Koorawatha is a town in the South West Slopes region of New South Wales, Australia, on the Olympic Highway between Cowra and Young. It was once a large and thriving centre of activity but now has only a hotel and a cafe.

The Koorawatha Hotel has a long narrow bar and keen-eyed patrons may notice that there is a rather elongated-looking wombat on top of the ‘fridge.

At the 2016 census, Koorawatha had a population of 427, which had grown to 450 at the 2021 census.

The town's name is derived from an Aboriginal word for "pine trees".

Koorawatha is located near the Illunie Range which contains the Koorawatha Nature Reserve, an important tract of virgin bushland.
Keen bird watchers may find much to reward them at the Koorawatha Falls area at the Nature Reserve.

For several years until recently Koorawatha had its own newsletter, the "Koora Chat", which could be picked up from the Triple J cafe.

The German Greens activist Petra Kelly once owned a building block of land in the centre of the village, which she had never actually visited. The photographer Olive Cotton (1911–2003) lived on a farm near Koorawatha for more than fifty years.

The township is famous for a gun battle between police and the bushranger Ben Hall. On 20 May 1864 Hall, ably assisted by Tom Gordon and Jimmy Dunleavy attempted to hold up the Bang Bang Hotel (demolished in the 1940s) but found themselves involved in a desperate gun battle with two policemen. Hall and his accomplices were forced to retreat.

After this they proceeded to the Bang Bang hotel, and held up all those on the front verandah, instructing them to stay where they were. Two constables Scott and McNamara were at the stables tending their horses and upon seeing this drew their pistols. John Gilbert, the notorious bushranger who was part of Hall's gang opened fire and fired three shots at the constables who returned fire, advancing towards the mounted bushrangers as they fired forcing Mount and Gilbert to retreat. While McNamara kept Mount and Gilbert at bay, Scott took careful aim at Hall as he galloped away - and fired. The bullet struck his hat knocking it from his head. Gilbert and Mount galloped after Hall abandoning the robbery.

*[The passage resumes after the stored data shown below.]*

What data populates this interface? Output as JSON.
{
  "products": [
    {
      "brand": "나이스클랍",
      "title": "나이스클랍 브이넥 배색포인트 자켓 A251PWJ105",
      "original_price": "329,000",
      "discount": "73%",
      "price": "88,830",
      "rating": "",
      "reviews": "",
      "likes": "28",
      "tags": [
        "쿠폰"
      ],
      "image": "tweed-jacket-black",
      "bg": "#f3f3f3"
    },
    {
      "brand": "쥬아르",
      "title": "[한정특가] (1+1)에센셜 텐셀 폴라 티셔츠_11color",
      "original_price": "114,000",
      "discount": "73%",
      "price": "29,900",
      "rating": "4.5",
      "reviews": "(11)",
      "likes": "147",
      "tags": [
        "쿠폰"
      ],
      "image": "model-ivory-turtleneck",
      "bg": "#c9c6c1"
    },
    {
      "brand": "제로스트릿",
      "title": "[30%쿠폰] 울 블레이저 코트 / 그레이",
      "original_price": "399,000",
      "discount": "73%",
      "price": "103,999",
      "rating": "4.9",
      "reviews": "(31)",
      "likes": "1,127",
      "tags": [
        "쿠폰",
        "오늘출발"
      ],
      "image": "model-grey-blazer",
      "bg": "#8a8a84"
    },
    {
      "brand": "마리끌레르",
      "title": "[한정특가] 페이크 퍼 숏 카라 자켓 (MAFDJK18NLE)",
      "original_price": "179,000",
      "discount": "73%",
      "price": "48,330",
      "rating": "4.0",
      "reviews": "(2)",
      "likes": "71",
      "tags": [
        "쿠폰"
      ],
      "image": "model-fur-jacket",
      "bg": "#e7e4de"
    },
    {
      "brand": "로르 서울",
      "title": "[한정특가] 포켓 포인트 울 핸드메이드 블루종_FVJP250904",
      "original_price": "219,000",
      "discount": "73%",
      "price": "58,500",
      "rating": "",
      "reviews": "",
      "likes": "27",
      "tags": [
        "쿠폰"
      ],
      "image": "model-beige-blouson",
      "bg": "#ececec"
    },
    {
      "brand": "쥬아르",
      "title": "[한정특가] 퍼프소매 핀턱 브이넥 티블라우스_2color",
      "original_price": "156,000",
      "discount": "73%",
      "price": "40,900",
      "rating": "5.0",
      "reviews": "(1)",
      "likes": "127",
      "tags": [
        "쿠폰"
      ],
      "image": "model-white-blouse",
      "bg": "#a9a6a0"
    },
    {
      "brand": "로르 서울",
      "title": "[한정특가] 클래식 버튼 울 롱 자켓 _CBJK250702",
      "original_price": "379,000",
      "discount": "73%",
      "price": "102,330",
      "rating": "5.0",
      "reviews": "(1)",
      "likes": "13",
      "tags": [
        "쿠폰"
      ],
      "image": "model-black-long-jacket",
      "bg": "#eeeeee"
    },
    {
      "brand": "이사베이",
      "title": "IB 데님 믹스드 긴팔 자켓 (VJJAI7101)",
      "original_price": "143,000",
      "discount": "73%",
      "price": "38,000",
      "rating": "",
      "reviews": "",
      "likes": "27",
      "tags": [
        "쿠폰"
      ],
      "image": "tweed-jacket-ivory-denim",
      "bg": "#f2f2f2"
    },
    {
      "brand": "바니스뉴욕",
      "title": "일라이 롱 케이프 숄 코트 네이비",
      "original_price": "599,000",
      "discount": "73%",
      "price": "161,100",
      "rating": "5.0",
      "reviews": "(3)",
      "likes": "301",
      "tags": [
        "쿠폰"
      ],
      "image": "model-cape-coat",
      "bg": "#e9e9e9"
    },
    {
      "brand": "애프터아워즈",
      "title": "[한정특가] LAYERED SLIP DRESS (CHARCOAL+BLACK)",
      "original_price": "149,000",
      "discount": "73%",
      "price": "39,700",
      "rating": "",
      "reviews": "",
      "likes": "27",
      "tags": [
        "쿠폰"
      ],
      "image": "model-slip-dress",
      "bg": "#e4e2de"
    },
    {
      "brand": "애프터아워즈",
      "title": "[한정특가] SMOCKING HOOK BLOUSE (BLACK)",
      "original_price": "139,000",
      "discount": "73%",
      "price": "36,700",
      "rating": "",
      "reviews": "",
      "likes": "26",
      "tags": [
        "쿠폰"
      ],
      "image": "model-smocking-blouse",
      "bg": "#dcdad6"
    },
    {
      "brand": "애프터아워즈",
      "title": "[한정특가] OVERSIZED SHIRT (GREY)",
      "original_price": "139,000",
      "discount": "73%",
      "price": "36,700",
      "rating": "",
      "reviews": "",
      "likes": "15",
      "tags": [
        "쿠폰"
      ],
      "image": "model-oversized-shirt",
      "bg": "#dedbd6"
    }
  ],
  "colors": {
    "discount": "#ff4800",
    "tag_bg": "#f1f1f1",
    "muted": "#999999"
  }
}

At the site of the gun battle there is a sign where the old Bang Bang Hotel used to be. It is inconspicuously located by a peppercorn tree in the township, about half a kilometre west from the Olympic Highway.

"The Decline of the North", a poem by Peter Porter, makes reference to rustic scenes near Koorawatha, which he visited in the mid-1970s with his two daughters, Katherine and Jane. The phrase "armoured lizards" refers to Tiliqua rugosa subsp. asper, a docile, endemic, easily caught species, otherwise known by their common name of Eastern shingleback.